Adecco SA (ADEN), the world’s largest provider of temporary workers, gained as much as 7 percent in Zurich trading after raising its dividend to 1.80 Swiss francs ($1.99) a share.
Adecco traded at 48.17 francs at 9:42 a.m. in Zurich, 6.2 percent higher, after reporting fourth-quarter net income of 133 million euros, beating analysts’ estimates of 119.3 million euros.
The larger dividend, a 64 percent increase on the previous year’s payout and more than the 1 franc forecast by Bloomberg, “should be seen in the long term because it’s really a change in strategy,” Chief Financial Officer Dominik de Daniel said in a telephone interview.
Additional share buybacks aren’t an option for the Glattbrugg, Switzerland-based company as it already holds a maximum 10 percent treasury shares allowed under Swiss law, according to the CFO. Adecco plans to pay dividend ratios of 40 to 50 percent of net income, compared with 25 to 30 percent previously, he said.
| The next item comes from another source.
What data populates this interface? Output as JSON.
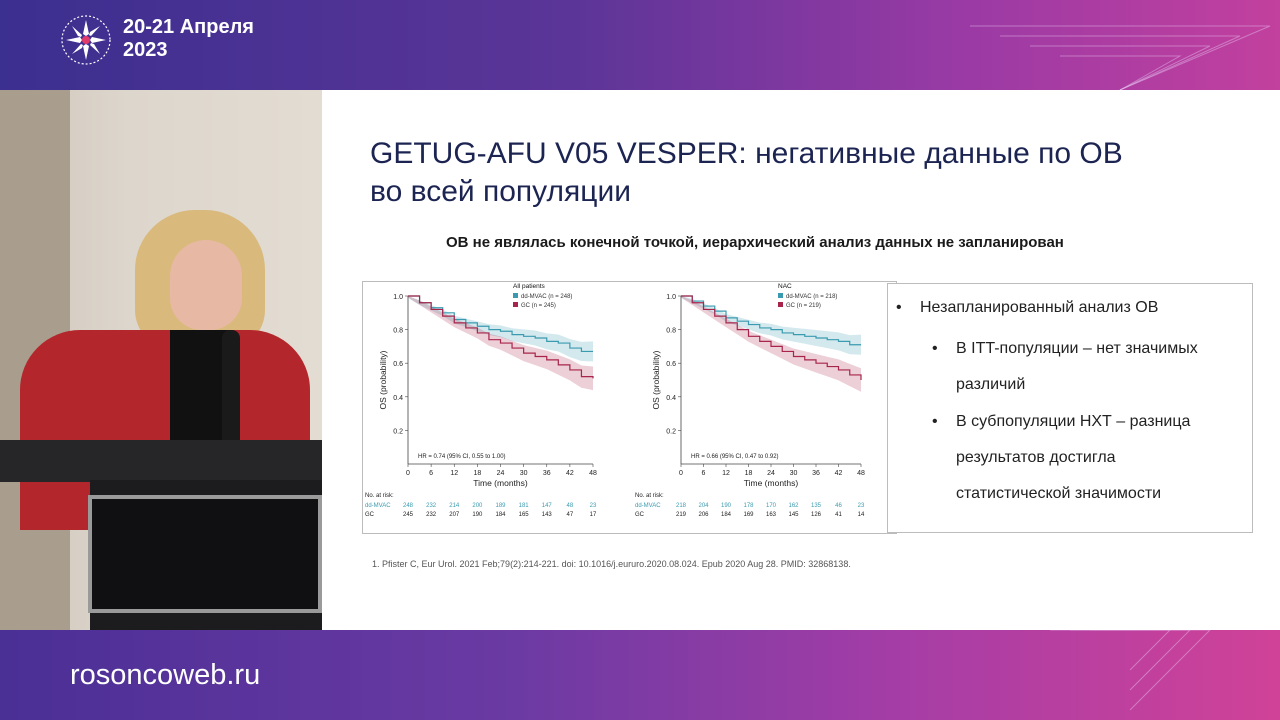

Adecco’s results are a “positive surprise with particularly strong cash flow,” said Michael Foeth, an analyst at Vontobel, who confirmed his “buy” rating on the stock.
The company is the second-best performing stock in Switzerland’s benchmark SMI Index this year, gaining 22 percent. Manpower Inc. (MAN) added 20 percent in the same period and Randstad Holding NV (RAND) increased 27 percent.
While revenues in Adecco’s biggest market, France, remained unchanged in 2011, “increased investment will boost margins” in the country in 2012, Chief Executive Officer Patrick De Maeseneire said on a conference call.